While working to improve the performance of a particular query (for generating a specific report – “Report A”), a very interesting discovery was made.  The query began by joining a pair of tables into a single temporary table, and then accessing that table numerous times.  The decision was made to remove the temporary table and replace it with an Indexed View to improve performance.  As expected, there was a small improvement (about 5%).

The interesting part is that other report queries were suddenly also more performant!

Query

Original SQL Duration

New SQL Duration

Improvement

Report B

62.33 sec.

51.73 sec.

17.01 %

Report C

19.20 sec.

10.11 sec.

47.34 %

Report D

30.94 sec.

12.48 sec.

59.66 %

Apparently, SQL Server is intelligent enough to detect when any query would benefit from using an existing Indexed View, and will use it automatically.  According to Microsoft Technet (https://technet.microsoft.com/en-us/library/ms181151(v=sql.105).aspx):

A query does not have to explicitly reference an indexed view in the FROM clause for the query optimizer to use the indexed view.

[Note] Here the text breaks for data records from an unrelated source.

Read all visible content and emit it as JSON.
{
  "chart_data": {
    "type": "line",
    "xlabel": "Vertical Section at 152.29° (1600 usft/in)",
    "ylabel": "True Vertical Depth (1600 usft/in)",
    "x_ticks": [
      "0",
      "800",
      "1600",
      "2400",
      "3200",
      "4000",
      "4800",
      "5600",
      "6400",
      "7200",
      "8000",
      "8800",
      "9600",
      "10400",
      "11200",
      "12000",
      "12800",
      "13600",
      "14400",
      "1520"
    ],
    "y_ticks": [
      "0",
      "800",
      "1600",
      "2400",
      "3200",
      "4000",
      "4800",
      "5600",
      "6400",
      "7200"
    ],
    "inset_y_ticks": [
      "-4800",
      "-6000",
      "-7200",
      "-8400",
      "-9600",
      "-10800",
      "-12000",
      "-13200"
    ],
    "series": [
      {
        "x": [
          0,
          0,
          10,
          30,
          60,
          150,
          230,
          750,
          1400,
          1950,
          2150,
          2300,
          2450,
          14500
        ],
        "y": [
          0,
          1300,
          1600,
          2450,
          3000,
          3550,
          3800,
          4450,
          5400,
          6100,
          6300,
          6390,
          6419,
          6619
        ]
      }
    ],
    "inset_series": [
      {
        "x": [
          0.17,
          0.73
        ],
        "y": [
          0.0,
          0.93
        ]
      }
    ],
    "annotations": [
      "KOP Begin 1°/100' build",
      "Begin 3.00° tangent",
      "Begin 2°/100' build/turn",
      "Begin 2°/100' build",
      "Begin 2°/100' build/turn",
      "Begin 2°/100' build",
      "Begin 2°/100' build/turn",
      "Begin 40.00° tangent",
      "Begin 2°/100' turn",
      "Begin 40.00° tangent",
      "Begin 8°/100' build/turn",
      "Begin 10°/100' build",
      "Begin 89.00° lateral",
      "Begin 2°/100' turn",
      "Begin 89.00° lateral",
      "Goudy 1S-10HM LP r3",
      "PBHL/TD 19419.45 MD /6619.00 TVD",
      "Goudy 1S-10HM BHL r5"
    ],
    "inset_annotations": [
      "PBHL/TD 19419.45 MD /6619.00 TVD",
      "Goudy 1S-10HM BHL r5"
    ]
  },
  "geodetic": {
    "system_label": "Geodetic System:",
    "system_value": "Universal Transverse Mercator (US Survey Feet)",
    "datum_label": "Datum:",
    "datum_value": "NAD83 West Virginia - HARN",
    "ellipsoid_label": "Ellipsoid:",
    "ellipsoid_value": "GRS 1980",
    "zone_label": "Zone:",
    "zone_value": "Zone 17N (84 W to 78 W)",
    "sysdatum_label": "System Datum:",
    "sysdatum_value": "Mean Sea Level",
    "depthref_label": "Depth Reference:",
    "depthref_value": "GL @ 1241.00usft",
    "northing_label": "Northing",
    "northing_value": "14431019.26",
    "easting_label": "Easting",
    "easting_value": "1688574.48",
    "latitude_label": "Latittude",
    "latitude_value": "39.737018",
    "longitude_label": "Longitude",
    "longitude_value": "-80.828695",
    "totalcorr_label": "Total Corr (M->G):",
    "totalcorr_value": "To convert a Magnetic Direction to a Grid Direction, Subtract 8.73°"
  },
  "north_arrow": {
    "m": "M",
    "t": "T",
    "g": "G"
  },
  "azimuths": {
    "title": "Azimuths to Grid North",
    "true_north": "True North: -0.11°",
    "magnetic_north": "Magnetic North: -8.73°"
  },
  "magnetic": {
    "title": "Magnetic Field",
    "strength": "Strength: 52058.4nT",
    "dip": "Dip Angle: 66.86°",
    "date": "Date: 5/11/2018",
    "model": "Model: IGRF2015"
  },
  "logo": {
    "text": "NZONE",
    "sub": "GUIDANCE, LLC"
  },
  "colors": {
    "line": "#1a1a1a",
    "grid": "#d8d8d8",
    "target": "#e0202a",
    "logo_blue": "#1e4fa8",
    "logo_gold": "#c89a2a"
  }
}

If the query contains references to columns in the base tables that are also present in the indexed view, and the query optimizer estimates that using the indexed view provides the lowest cost access mechanism, the query optimizer chooses the indexed view, similar to the way it chooses base table indexes when they are not directly referenced in a query.

Even if the Indexed View contains additional columns, if the SQL Server optimizer determines that using the Indexed View will give better performance, it will use it.

As a final note, there will be times when the SQL Server optimizer makes a poor choice (such as using an Indexed View that it shouldn’t use).  In these instances, it will be important for developers (or DBA’s) to forcibly override the optimizer’s decisions.  This can be done with the EXPAND VIEWS query hint (to prevent an Indexed View from being used).  As with other potential optimizations (such as creating column indexes), it is never a black or white decision.  In the case of indexed views, performance of read operations will generally improve as there are fewer joins on the database.  The downside is that write operations become more expensive as the data needs to be updated in both the initial table as well as the indexed view.  So developers should always take time to run analysis (using a query analyzer / plan optimizer) on the schema with representative data to help determine if an indexed view (or any other potential optimization) makes sense for their particular scenario.